Rocky Raccoon!!!     He has forgotten how nice I was to him two winters ago when he was cold and hungry and I gave him peanut butter sandwiches.    Just look at this…

See the chewed up ears between all the baby gourds that have volunteered because I didn’t hoe the garden.   

I asked Luckie about helping me out…maybe going out and giving the raccoons a good barking tonight…she was waiting on me to take her for a trip around the Mendota Loop (Swinging Bridge to Mendota Road to Barn Rock to Swinging Bridge). 

 After the loop Luckie said “see my cute little paw in this picture…you can kiss it but I’m not chasing your ‘coons.    I’m retired!”  

This week is a busy week…especially since I laid around all day yesterday and did nothing.  Mt.

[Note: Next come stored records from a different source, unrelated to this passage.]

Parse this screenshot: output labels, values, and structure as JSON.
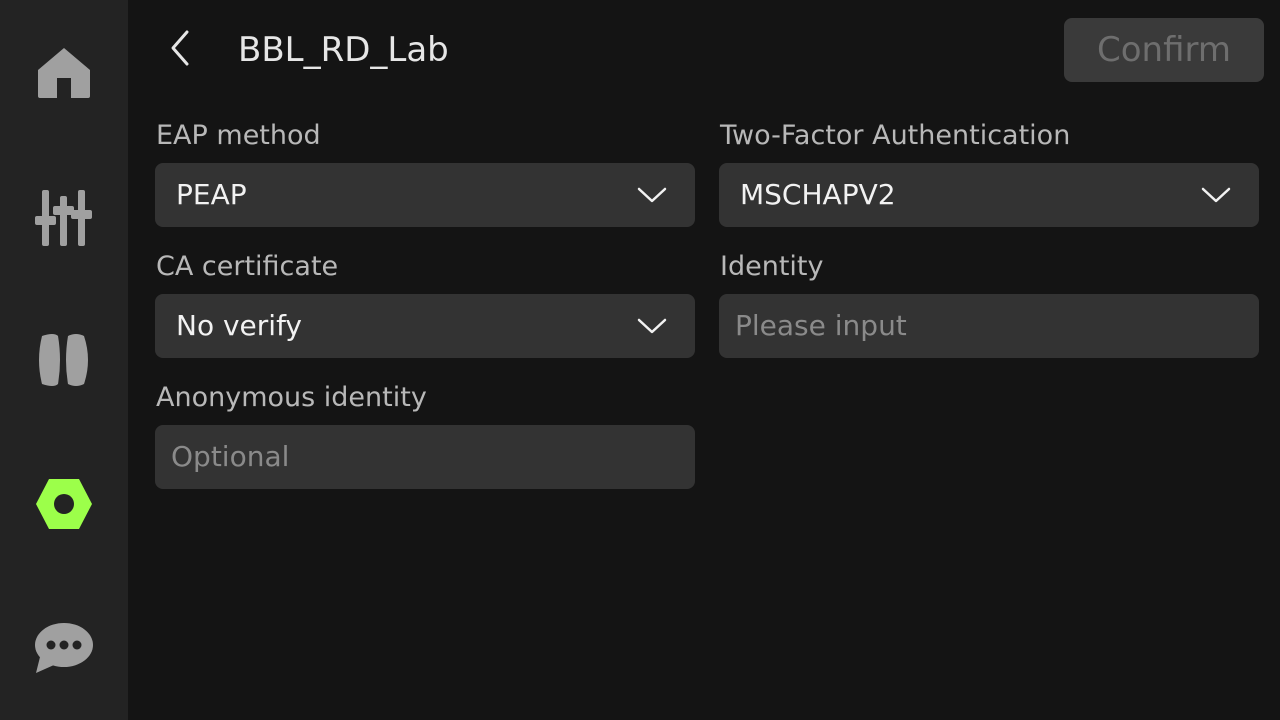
{
  "sidebar": {
    "items": [
      {
        "icon": "home-icon",
        "active": false
      },
      {
        "icon": "sliders-icon",
        "active": false
      },
      {
        "icon": "filament-icon",
        "active": false
      },
      {
        "icon": "settings-icon",
        "active": true
      },
      {
        "icon": "message-icon",
        "active": false
      }
    ],
    "active_color": "#9cff4a",
    "inactive_color": "#a0a0a0"
  },
  "header": {
    "title": "BBL_RD_Lab",
    "confirm_label": "Confirm"
  },
  "form": {
    "eap_method": {
      "label": "EAP method",
      "value": "PEAP"
    },
    "two_factor": {
      "label": "Two-Factor Authentication",
      "value": "MSCHAPV2"
    },
    "ca_certificate": {
      "label": "CA certificate",
      "value": "No verify"
    },
    "identity": {
      "label": "Identity",
      "placeholder": "Please input",
      "value": ""
    },
    "anonymous_identity": {
      "label": "Anonymous identity",
      "placeholder": "Optional",
      "value": ""
    }
  }
}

Vernon UMC’s VBS starts Sunday, and I am so excited about it but there is quite a bit of work involved.  On Saturday, I get to decorate the church like a farm which is going to be fun!    We’re “Farming the Fruits of the Spirit”…a great reason to find a use for my burlap since the burlap curtain project failed so miserably (see here), stack up straw bails, set up a Fruits of the Spirit Fruit Stand inside the “Spirit Corral.”   You get the’s going to be a blast!!     Check out Mt. Vernon’s Facebook page for all the scoop

Finally, I’ve had some company show up.  Look at these pals….

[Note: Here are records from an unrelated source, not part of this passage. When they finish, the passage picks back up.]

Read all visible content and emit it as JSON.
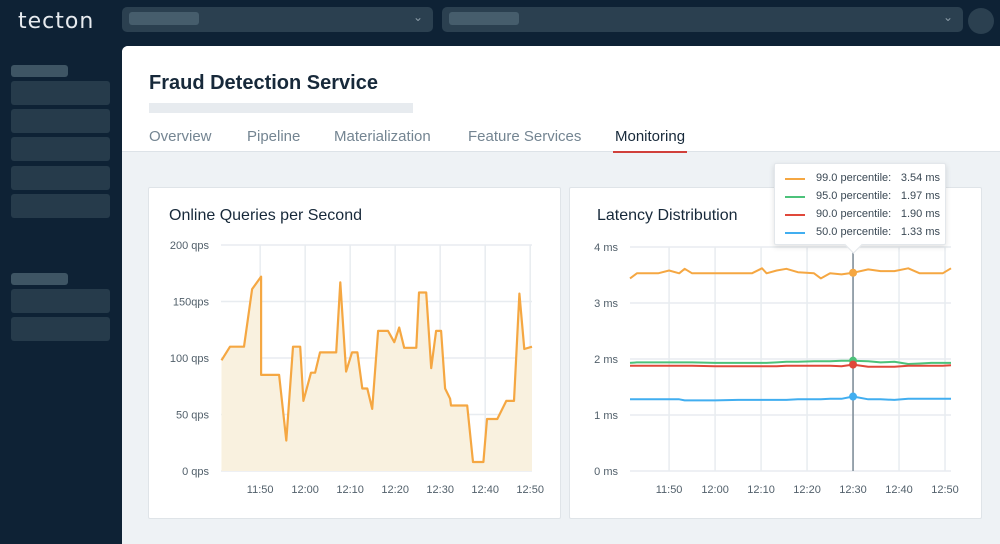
{
  "app": {
    "logo_text": "tecton",
    "org_select_value": "",
    "workspace_select_value": ""
  },
  "icons": {
    "chevron": "chevron-down-icon",
    "avatar": "user-avatar"
  },
  "header": {
    "title": "Fraud Detection Service",
    "tabs": [
      {
        "label": "Overview",
        "active": false
      },
      {
        "label": "Pipeline",
        "active": false
      },
      {
        "label": "Materialization",
        "active": false
      },
      {
        "label": "Feature Services",
        "active": false
      },
      {
        "label": "Monitoring",
        "active": true
      }
    ]
  },
  "colors": {
    "accent": "#d0403a",
    "p99": "#f5a742",
    "p95": "#4cc27a",
    "p90": "#e0483a",
    "p50": "#41aef0",
    "area_fill": "#f9f1df"
  },
  "chart_data": [
    {
      "type": "area",
      "title": "Online Queries per Second",
      "xlabel": "",
      "ylabel": "",
      "x_tick_labels": [
        "11:50",
        "12:00",
        "12:10",
        "12:20",
        "12:30",
        "12:40",
        "12:50"
      ],
      "y_tick_labels": [
        "0 qps",
        "50 qps",
        "100 qps",
        "150qps",
        "200 qps"
      ],
      "y_ticks": [
        0,
        50,
        100,
        150,
        200
      ],
      "ylim": [
        0,
        200
      ],
      "x_unit": "minutes since 11:40",
      "xlim": [
        1.3,
        70.4
      ],
      "grid": true,
      "series": [
        {
          "name": "qps",
          "x": [
            1.4,
            3.3,
            6.4,
            8.2,
            10.2,
            10.2,
            14.2,
            15.8,
            17.3,
            18.9,
            19.6,
            21.3,
            22.2,
            23.3,
            26.9,
            27.8,
            29.1,
            30.4,
            31.6,
            32.7,
            33.8,
            34.9,
            36.2,
            38.4,
            39.8,
            40.9,
            42.0,
            44.7,
            45.3,
            46.9,
            48.0,
            49.1,
            50.2,
            51.1,
            52.2,
            52.4,
            56.0,
            57.3,
            59.6,
            60.4,
            62.7,
            64.7,
            66.4,
            67.6,
            68.7,
            70.4
          ],
          "values": [
            98,
            110,
            110,
            161,
            172,
            85,
            85,
            27,
            110,
            110,
            62,
            87,
            87,
            105,
            105,
            167,
            88,
            105,
            105,
            73,
            73,
            55,
            124,
            124,
            114,
            127,
            109,
            109,
            158,
            158,
            91,
            124,
            124,
            73,
            64,
            58,
            58,
            8,
            8,
            46,
            46,
            62,
            62,
            157,
            108,
            110
          ]
        }
      ]
    },
    {
      "type": "line",
      "title": "Latency Distribution",
      "xlabel": "",
      "ylabel": "",
      "x_tick_labels": [
        "11:50",
        "12:00",
        "12:10",
        "12:20",
        "12:30",
        "12:40",
        "12:50"
      ],
      "y_tick_labels": [
        "0 ms",
        "1 ms",
        "2 ms",
        "3 ms",
        "4 ms"
      ],
      "y_ticks": [
        0,
        1,
        2,
        3,
        4
      ],
      "ylim": [
        0,
        4
      ],
      "x_unit": "minutes since 11:40",
      "xlim": [
        1.5,
        71.3
      ],
      "grid": true,
      "hover_x": 50.0,
      "x": [
        1.5,
        3.0,
        5.6,
        7.6,
        10.0,
        12.2,
        13.4,
        15.0,
        20.0,
        25.0,
        28.0,
        30.2,
        31.2,
        33.4,
        35.5,
        38.0,
        41.5,
        43.0,
        45.0,
        47.5,
        50.0,
        53.3,
        56.0,
        59.0,
        62.0,
        64.5,
        67.0,
        69.5,
        71.3
      ],
      "series": [
        {
          "name": "99.0 percentile",
          "color_key": "p99",
          "values": [
            3.44,
            3.53,
            3.53,
            3.53,
            3.58,
            3.53,
            3.61,
            3.53,
            3.53,
            3.53,
            3.53,
            3.62,
            3.53,
            3.58,
            3.61,
            3.55,
            3.53,
            3.44,
            3.53,
            3.51,
            3.54,
            3.6,
            3.57,
            3.57,
            3.62,
            3.53,
            3.53,
            3.53,
            3.62
          ]
        },
        {
          "name": "95.0 percentile",
          "color_key": "p95",
          "values": [
            1.93,
            1.94,
            1.94,
            1.94,
            1.94,
            1.94,
            1.94,
            1.94,
            1.93,
            1.93,
            1.93,
            1.93,
            1.93,
            1.94,
            1.95,
            1.95,
            1.96,
            1.96,
            1.96,
            1.97,
            1.97,
            1.96,
            1.94,
            1.95,
            1.91,
            1.92,
            1.93,
            1.93,
            1.93
          ]
        },
        {
          "name": "90.0 percentile",
          "color_key": "p90",
          "values": [
            1.88,
            1.88,
            1.88,
            1.88,
            1.88,
            1.88,
            1.88,
            1.88,
            1.87,
            1.87,
            1.87,
            1.87,
            1.87,
            1.87,
            1.88,
            1.88,
            1.88,
            1.88,
            1.88,
            1.87,
            1.9,
            1.86,
            1.86,
            1.86,
            1.88,
            1.88,
            1.88,
            1.88,
            1.89
          ]
        },
        {
          "name": "50.0 percentile",
          "color_key": "p50",
          "values": [
            1.28,
            1.28,
            1.28,
            1.28,
            1.28,
            1.28,
            1.26,
            1.26,
            1.26,
            1.27,
            1.27,
            1.27,
            1.27,
            1.27,
            1.27,
            1.28,
            1.28,
            1.28,
            1.29,
            1.29,
            1.33,
            1.28,
            1.28,
            1.27,
            1.29,
            1.29,
            1.29,
            1.29,
            1.29
          ]
        }
      ],
      "tooltip": [
        {
          "label": "99.0 percentile:",
          "value": "3.54 ms",
          "color_key": "p99"
        },
        {
          "label": "95.0 percentile:",
          "value": "1.97 ms",
          "color_key": "p95"
        },
        {
          "label": "90.0 percentile:",
          "value": "1.90 ms",
          "color_key": "p90"
        },
        {
          "label": "50.0 percentile:",
          "value": "1.33 ms",
          "color_key": "p50"
        }
      ]
    }
  ]
}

Because of the work these little guys have created, VBS, and my extremely filthy house, I will not be posting again until Sunday night. 




It’s Freezing in July!

Our corn is in!  We are so excited.  We are terrible at growing corn.  It usually doesn’t even germinate or the crows get it before it has a chance. 

This year, no one was more surprised than Mike and me when the corn came up.  We planted Kandy Korn, a sweet hybrid that has been around along time.  If you’ve been reading my blog, you may remember when it looked like this…

Believe it or not, today it looks like this!

 I just noticed that one of the ears looks a little rotten.  Sorry. 

The financial news says that corn will be expensive this year and will result in higher food prices.  I’m sure I’ll be buying lots of things that have corn in them and will suffer with everyone else, but I won’t have to buy corn.  I’m freezing it!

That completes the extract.